More to add to my sad life...I decided to be nice and make my sister's Halloween costume. She's going to be Max from Where the Wild Things Are. Hell no I am not doing it from scratch. I've been having her cut out the pattern pieces and I'm just sewing it together and adjusting the size. I'm also making my own Halloween costume (Pocahontas) because for work I get to go to the elementary schools to read books to the kiddies!

Another damn thing to add is that FIDM is involved with St. Vincent De Paul Society so there's a contest that the fashion design students are required to enter. We get a bunch of unwearable thrifty clothing, deconstruct it, and create something new. Selected garments will get featured in a fashion show, and selected "winning" garments will be featured at the freaking De Young Museum. So...stressed to the max, but I really want to do well and not produce a shit garment.

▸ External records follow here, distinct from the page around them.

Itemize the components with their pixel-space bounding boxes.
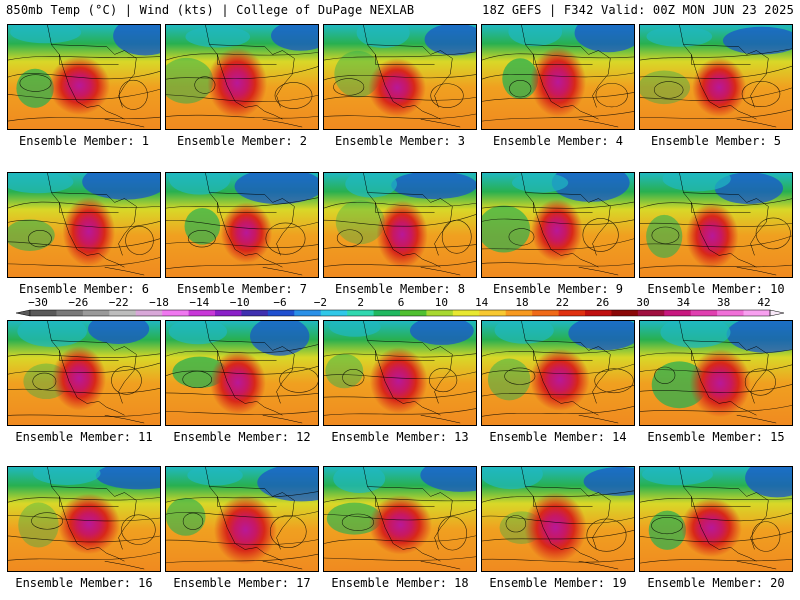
ensemble-member-label: Ensemble Member: 20 xyxy=(647,576,785,590)
map-title: 850mb Temp (°C) | Wind (kts) | College o… xyxy=(6,3,415,17)
colorbar-swatch xyxy=(294,310,322,316)
ensemble-member-map xyxy=(481,466,635,572)
colorbar-swatch xyxy=(162,310,189,316)
colorbar-swatch xyxy=(426,310,454,316)
colorbar-tick-label: 14 xyxy=(475,296,489,309)
colorbar-swatch xyxy=(188,310,216,316)
ensemble-member-map xyxy=(639,24,793,130)
ensemble-member-label: Ensemble Member: 6 xyxy=(18,282,150,296)
colorbar-tick-label: −6 xyxy=(273,296,286,309)
ensemble-member-map xyxy=(481,320,635,426)
colorbar-tick-label: 42 xyxy=(757,296,770,309)
colorbar-swatch xyxy=(558,310,586,316)
ensemble-member-map xyxy=(323,24,477,130)
colorbar-swatch xyxy=(479,310,507,316)
colorbar-swatch xyxy=(690,310,718,316)
ensemble-member-map xyxy=(481,172,635,278)
ensemble-member-map xyxy=(639,320,793,426)
colorbar-swatch xyxy=(452,310,480,316)
colorbar-swatch xyxy=(373,310,401,316)
colorbar-tick-label: 30 xyxy=(636,296,649,309)
colorbar-swatch xyxy=(664,310,692,316)
ensemble-member-label: Ensemble Member: 1 xyxy=(18,134,150,148)
colorbar-tick-label: −10 xyxy=(230,296,250,309)
colorbar-tick-label: 10 xyxy=(435,296,448,309)
ensemble-member-map xyxy=(7,466,161,572)
colorbar-tick-label: −30 xyxy=(28,296,48,309)
ensemble-member-label: Ensemble Member: 18 xyxy=(331,576,469,590)
ensemble-member-map xyxy=(639,466,793,572)
ensemble-member-label: Ensemble Member: 16 xyxy=(15,576,153,590)
colorbar-swatch xyxy=(56,310,84,316)
colorbar-tick-label: −14 xyxy=(189,296,209,309)
colorbar-swatch xyxy=(400,310,427,316)
colorbar-tick-label: 2 xyxy=(357,296,364,309)
colorbar-right-arrow xyxy=(769,309,785,317)
colorbar-swatch xyxy=(109,310,137,316)
colorbar-tick-label: −18 xyxy=(149,296,169,309)
colorbar-tick-label: 18 xyxy=(515,296,528,309)
colorbar-tick-label: 22 xyxy=(556,296,569,309)
ensemble-member-map xyxy=(7,172,161,278)
ensemble-member-label: Ensemble Member: 8 xyxy=(334,282,466,296)
ensemble-member-label: Ensemble Member: 4 xyxy=(492,134,624,148)
colorbar-swatch xyxy=(347,310,374,316)
colorbar-swatch xyxy=(743,310,771,316)
colorbar-tick-label: 34 xyxy=(677,296,691,309)
colorbar-tick-label: −22 xyxy=(109,296,129,309)
colorbar-swatch xyxy=(320,310,348,316)
colorbar-swatch xyxy=(585,310,612,316)
temperature-colorbar: −30 −26 −22 −18 −14 −10 −6 −2 2 6 10 14 18 22 26 30 34 38… xyxy=(0,294,800,320)
ensemble-member-label: Ensemble Member: 2 xyxy=(176,134,308,148)
ensemble-member-label: Ensemble Member: 19 xyxy=(489,576,627,590)
colorbar-swatch xyxy=(611,310,639,316)
ensemble-member-label: Ensemble Member: 7 xyxy=(176,282,308,296)
colorbar-swatch xyxy=(637,310,665,316)
ensemble-member-map xyxy=(165,466,319,572)
ensemble-member-map xyxy=(7,320,161,426)
ensemble-member-map xyxy=(323,466,477,572)
ensemble-member-label: Ensemble Member: 5 xyxy=(650,134,782,148)
colorbar-swatch xyxy=(505,310,533,316)
ensemble-member-label: Ensemble Member: 15 xyxy=(647,430,785,444)
colorbar-tick-label: −2 xyxy=(314,296,327,309)
colorbar-swatch xyxy=(135,310,163,316)
ensemble-member-map xyxy=(165,320,319,426)
colorbar-tick-label: 6 xyxy=(398,296,405,309)
ensemble-member-map xyxy=(165,24,319,130)
ensemble-member-map xyxy=(323,320,477,426)
ensemble-member-label: Ensemble Member: 10 xyxy=(647,282,785,296)
colorbar-swatch xyxy=(267,310,295,316)
colorbar-tick-label: −26 xyxy=(68,296,88,309)
ensemble-member-label: Ensemble Member: 14 xyxy=(489,430,627,444)
colorbar-swatch xyxy=(215,310,242,316)
ensemble-member-map xyxy=(481,24,635,130)
colorbar-tick-label: 38 xyxy=(717,296,730,309)
colorbar-swatch xyxy=(532,310,559,316)
ensemble-member-map xyxy=(639,172,793,278)
colorbar-swatch xyxy=(82,310,110,316)
ensemble-member-label: Ensemble Member: 9 xyxy=(492,282,624,296)
colorbar-left-arrow xyxy=(15,309,31,317)
ensemble-member-label: Ensemble Member: 3 xyxy=(334,134,466,148)
ensemble-member-label: Ensemble Member: 13 xyxy=(331,430,469,444)
ensemble-member-label: Ensemble Member: 17 xyxy=(173,576,311,590)
ensemble-member-label: Ensemble Member: 12 xyxy=(173,430,311,444)
colorbar-tick-label: 26 xyxy=(596,296,609,309)
colorbar-swatch xyxy=(241,310,269,316)
ensemble-member-map xyxy=(323,172,477,278)
forecast-valid-time: 18Z GEFS | F342 Valid: 00Z MON JUN 23 20… xyxy=(482,3,794,17)
ensemble-member-map xyxy=(165,172,319,278)
ensemble-member-map xyxy=(7,24,161,130)
ensemble-member-label: Ensemble Member: 11 xyxy=(15,430,153,444)
colorbar-outline xyxy=(29,309,771,317)
colorbar-swatch xyxy=(717,310,744,316)
colorbar-swatch xyxy=(30,310,57,316)
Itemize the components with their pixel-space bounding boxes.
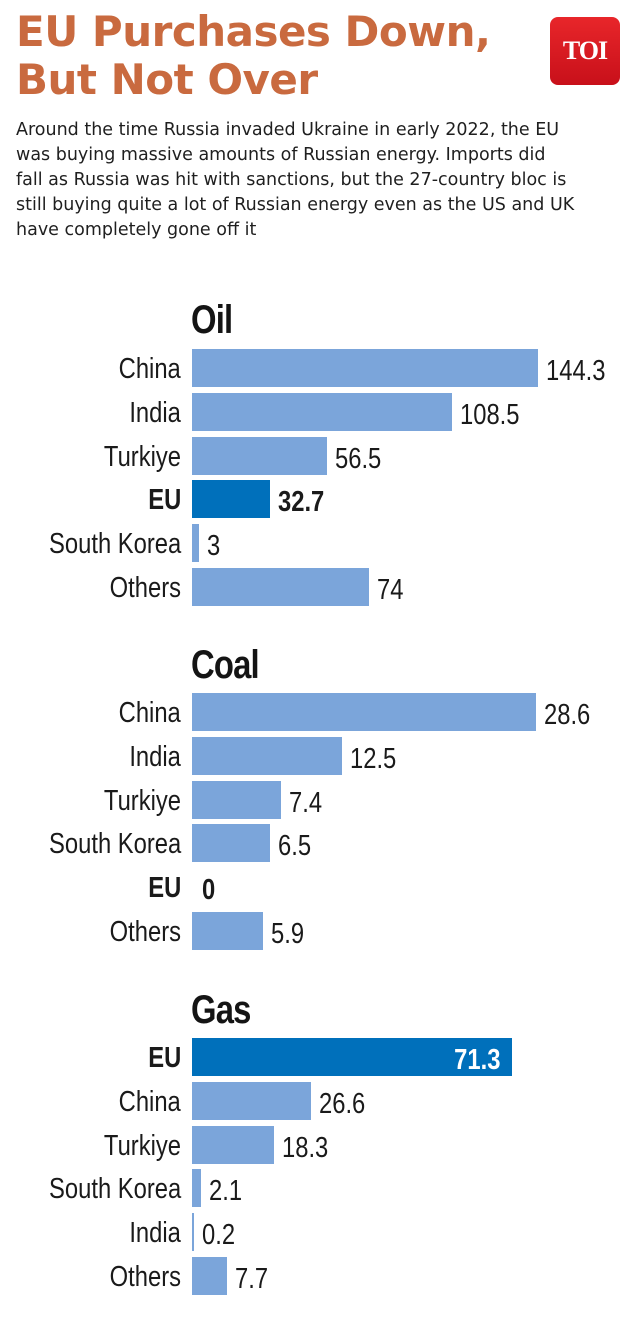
coal-row-china: China 28.6 — [0, 693, 635, 731]
gas-row-eu: EU 71.3 — [0, 1038, 635, 1076]
category-label: Others — [109, 1261, 181, 1293]
category-label: India — [129, 397, 181, 429]
coal-row-south-korea: South Korea 6.5 — [0, 824, 635, 862]
bar — [192, 824, 271, 862]
coal-row-eu: EU 0 — [0, 868, 635, 906]
bar — [192, 693, 536, 731]
bar — [192, 1213, 194, 1251]
bar — [192, 1126, 275, 1164]
category-label: Turkiye — [103, 441, 181, 473]
value-label: 74 — [377, 574, 404, 606]
oil-row-south-korea: South Korea 3 — [0, 524, 635, 562]
bar — [192, 568, 370, 606]
gas-row-turkiye: Turkiye 18.3 — [0, 1126, 635, 1164]
value-label: 26.6 — [319, 1088, 366, 1120]
bar — [192, 737, 343, 775]
value-label: 28.6 — [544, 699, 591, 731]
value-label: 0 — [202, 874, 216, 906]
value-label: 3 — [207, 530, 221, 562]
category-label: EU — [147, 1042, 181, 1074]
value-label: 32.7 — [278, 486, 325, 518]
bar — [192, 912, 263, 950]
value-label: 2.1 — [209, 1175, 243, 1207]
bar — [192, 524, 200, 562]
bar — [192, 1257, 227, 1295]
category-label: India — [129, 1217, 181, 1249]
value-label: 5.9 — [270, 918, 305, 950]
category-label: Others — [109, 572, 181, 604]
coal-row-others: Others 5.9 — [0, 912, 635, 950]
bar — [192, 1082, 312, 1120]
coal-section-title: Coal — [191, 643, 260, 687]
page-title: EU Purchases Down, But Not Over — [16, 7, 491, 104]
bar — [192, 393, 453, 431]
intro-paragraph: Around the time Russia invaded Ukraine i… — [16, 120, 575, 240]
value-label: 7.4 — [289, 787, 323, 819]
oil-row-turkiye: Turkiye 56.5 — [0, 437, 635, 475]
gas-row-china: China 26.6 — [0, 1082, 635, 1120]
bar — [192, 349, 538, 387]
value-label: 7.7 — [234, 1263, 268, 1295]
value-label: 18.3 — [282, 1132, 329, 1164]
toi-logo-icon: TOI — [550, 17, 620, 85]
category-label: EU — [147, 484, 181, 516]
value-label: 12.5 — [350, 743, 397, 775]
category-label: South Korea — [48, 828, 181, 860]
bar — [192, 480, 271, 518]
value-label: 108.5 — [460, 399, 520, 431]
coal-row-turkiye: Turkiye 7.4 — [0, 781, 635, 819]
category-label: South Korea — [48, 1173, 181, 1205]
value-label: 56.5 — [335, 443, 382, 475]
gas-section-title: Gas — [191, 988, 251, 1032]
oil-row-eu: EU 32.7 — [0, 480, 635, 518]
title-line-1: EU Purchases Down, — [16, 7, 491, 56]
bar — [192, 437, 328, 475]
oil-row-china: China 144.3 — [0, 349, 635, 387]
bar — [192, 781, 281, 819]
bar — [192, 1169, 202, 1207]
bar — [192, 1038, 512, 1076]
oil-row-others: Others 74 — [0, 568, 635, 606]
category-label: China — [118, 1086, 181, 1118]
category-label: India — [129, 741, 181, 773]
category-label: South Korea — [48, 528, 181, 560]
category-label: China — [118, 697, 181, 729]
value-label: 6.5 — [278, 830, 312, 862]
category-label: Others — [109, 916, 181, 948]
gas-row-india: India 0.2 — [0, 1213, 635, 1251]
category-label: China — [118, 353, 181, 385]
gas-row-south-korea: South Korea 2.1 — [0, 1169, 635, 1207]
value-label: 0.2 — [202, 1219, 236, 1251]
gas-row-others: Others 7.7 — [0, 1257, 635, 1295]
category-label: Turkiye — [103, 1130, 181, 1162]
category-label: Turkiye — [103, 785, 181, 817]
value-label: 144.3 — [546, 355, 606, 387]
category-label: EU — [147, 872, 181, 904]
title-line-2: But Not Over — [16, 55, 318, 104]
value-label: 71.3 — [453, 1044, 500, 1076]
oil-section-title: Oil — [191, 298, 233, 342]
coal-row-india: India 12.5 — [0, 737, 635, 775]
oil-row-india: India 108.5 — [0, 393, 635, 431]
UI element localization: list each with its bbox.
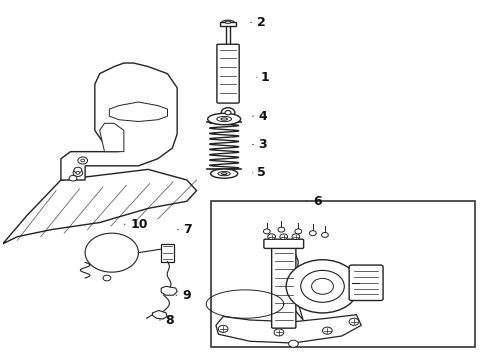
Circle shape — [264, 229, 270, 234]
Circle shape — [278, 227, 285, 232]
Text: 8: 8 — [166, 314, 174, 327]
Ellipse shape — [208, 113, 241, 125]
Text: 4: 4 — [259, 110, 268, 123]
Ellipse shape — [221, 173, 227, 175]
FancyBboxPatch shape — [271, 246, 296, 328]
Circle shape — [312, 278, 333, 294]
Circle shape — [69, 175, 77, 181]
Circle shape — [268, 234, 275, 239]
Bar — [161, 244, 174, 261]
FancyBboxPatch shape — [264, 239, 304, 248]
Circle shape — [219, 325, 228, 332]
Circle shape — [286, 260, 359, 313]
Circle shape — [103, 275, 111, 281]
Circle shape — [81, 159, 85, 162]
Bar — [211, 201, 475, 347]
Circle shape — [274, 329, 284, 336]
Circle shape — [295, 229, 302, 234]
Ellipse shape — [222, 20, 234, 24]
Circle shape — [73, 169, 83, 176]
Ellipse shape — [225, 21, 231, 23]
Circle shape — [301, 270, 344, 302]
Polygon shape — [216, 315, 361, 343]
Circle shape — [225, 111, 231, 115]
Polygon shape — [3, 169, 196, 244]
Circle shape — [322, 327, 332, 334]
Circle shape — [76, 171, 80, 174]
Ellipse shape — [217, 117, 232, 122]
Circle shape — [349, 318, 359, 325]
Circle shape — [78, 157, 88, 164]
Polygon shape — [61, 63, 177, 180]
Circle shape — [280, 234, 288, 239]
Circle shape — [221, 108, 235, 118]
Polygon shape — [286, 251, 303, 320]
Circle shape — [292, 234, 300, 239]
Text: 5: 5 — [257, 166, 266, 179]
Circle shape — [309, 231, 316, 236]
Polygon shape — [161, 286, 177, 295]
Ellipse shape — [221, 118, 227, 120]
FancyBboxPatch shape — [217, 44, 239, 103]
Text: 9: 9 — [182, 289, 191, 302]
Text: 7: 7 — [183, 223, 192, 236]
Text: 2: 2 — [257, 16, 266, 29]
FancyBboxPatch shape — [349, 265, 383, 301]
Polygon shape — [152, 310, 167, 319]
Polygon shape — [109, 102, 168, 122]
Bar — [220, 22, 236, 26]
Circle shape — [289, 340, 298, 347]
Circle shape — [74, 167, 82, 173]
Circle shape — [321, 233, 328, 238]
Ellipse shape — [211, 169, 238, 178]
Ellipse shape — [218, 172, 230, 176]
Polygon shape — [99, 123, 124, 152]
Text: 6: 6 — [313, 195, 321, 208]
Text: 1: 1 — [261, 71, 270, 84]
Text: 10: 10 — [130, 218, 147, 231]
Text: 3: 3 — [259, 138, 267, 151]
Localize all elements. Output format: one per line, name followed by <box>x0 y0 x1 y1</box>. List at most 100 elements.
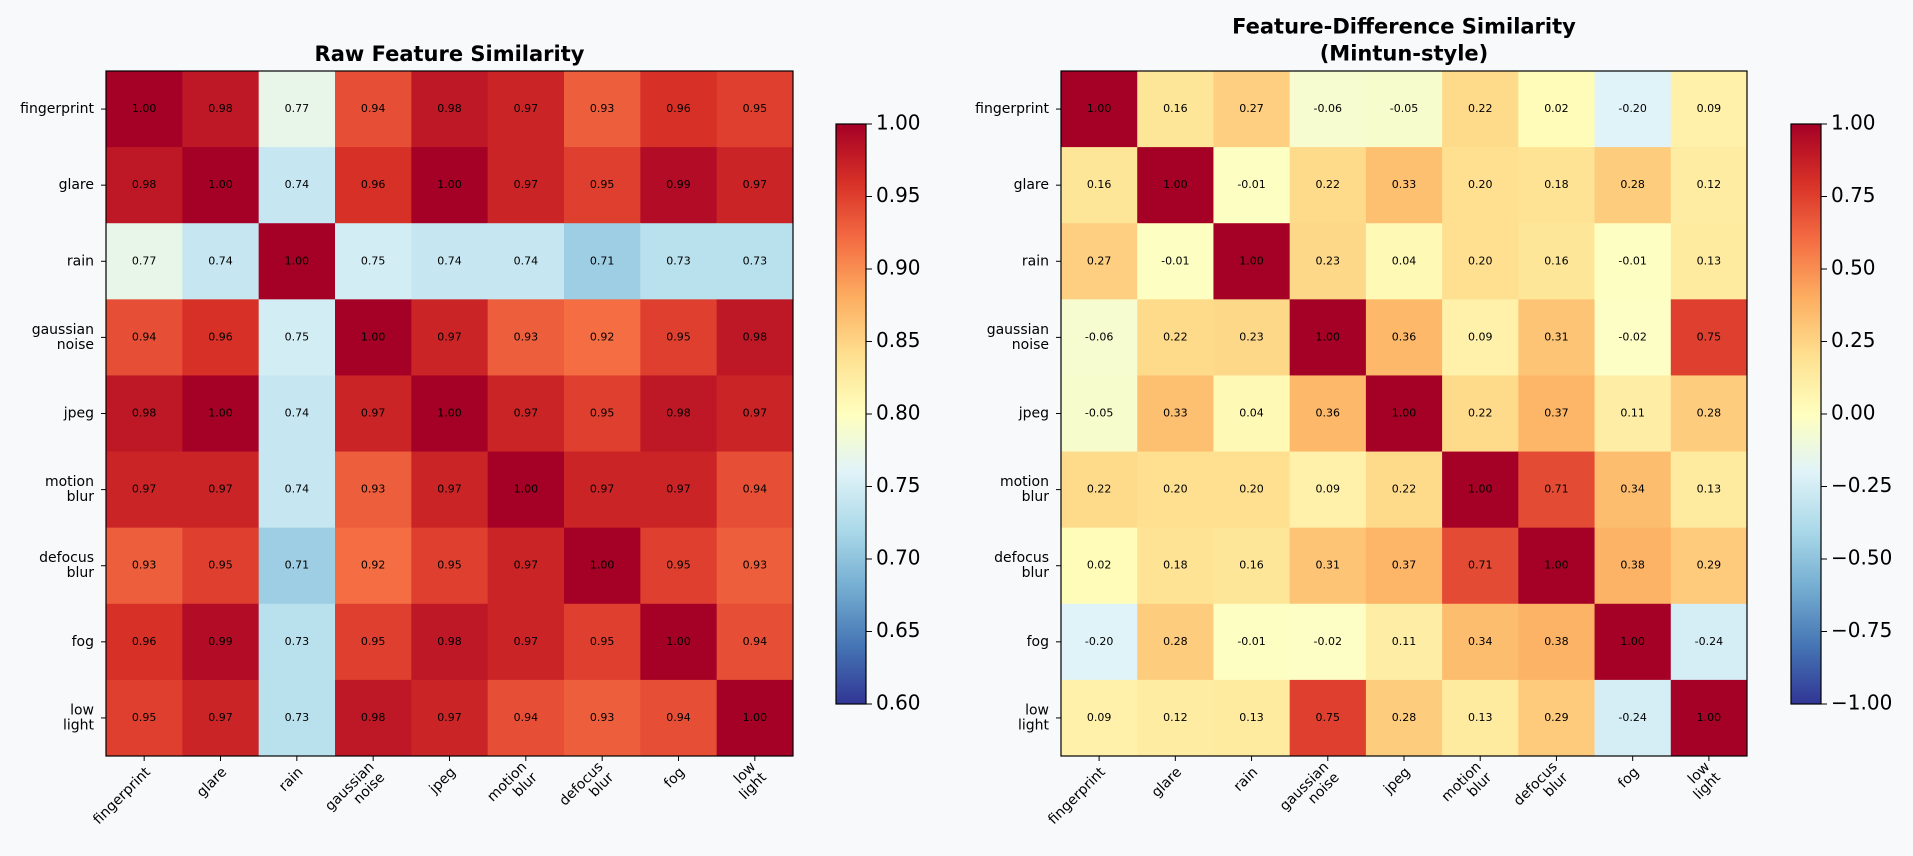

Ok. it's nearly 2:30. Peace. nvm, shoot me please!!!

10/20/08

Hard Times

I feel a little empty now. Less angry, less sad, less broken. Like a shadow or a memory of an open wound. A little less feeling; numb, if you will.

One of my downfalls is how uncomfortable I get with words. My phrases. The conversation. I tend to never say what I need to say; not because I refuse to share my feelings, but because I can't seem to get the words straight. I can't seem to vocally execute the pictures, moments, feelings in my head. I see the scene as it would on film; I can play it back, move it forward, in flashes, pause it, and slow motion. But the words never come clearly.

I forever told myself I would never be the embarrassing girlfriend; the one that pussywhips her other, spends his money, abuses his kindness, but the worst of them all: arguing in public. No, we didn't really argue, but there was a definite misunderstanding that went on in front of his friends.

I don't know how to completely appreciate this friendship we have when I am completely heartbroken at the same time. Being the one broken up with and having to listen to you speak about trying to meet other people; only remaining composed and positive when you also tell me that you were unsuccessful. Wanting to do everything you ask because I love you so much, even when I'm never involved with your special plans. Wanting to completely better myself as a person since I'm not good enough for you and your church. Your last kiss was so posionous, a cancer, but at the same time I feel your warmth spread through my body. The moment your lips left my cheek, I melted, but not the romantic way that I use to. This time it was like you were stealing the last of my happiness because of the reality that I can never kiss you back. I'm not allowed to...

I'm truly happy you're doing better. Being "the man I've always wanted to be". You had the positive reason to move one, I don't have one at all. All I had was the love we shared. But I think it's best you just leave me be. I can't be a good friend right now.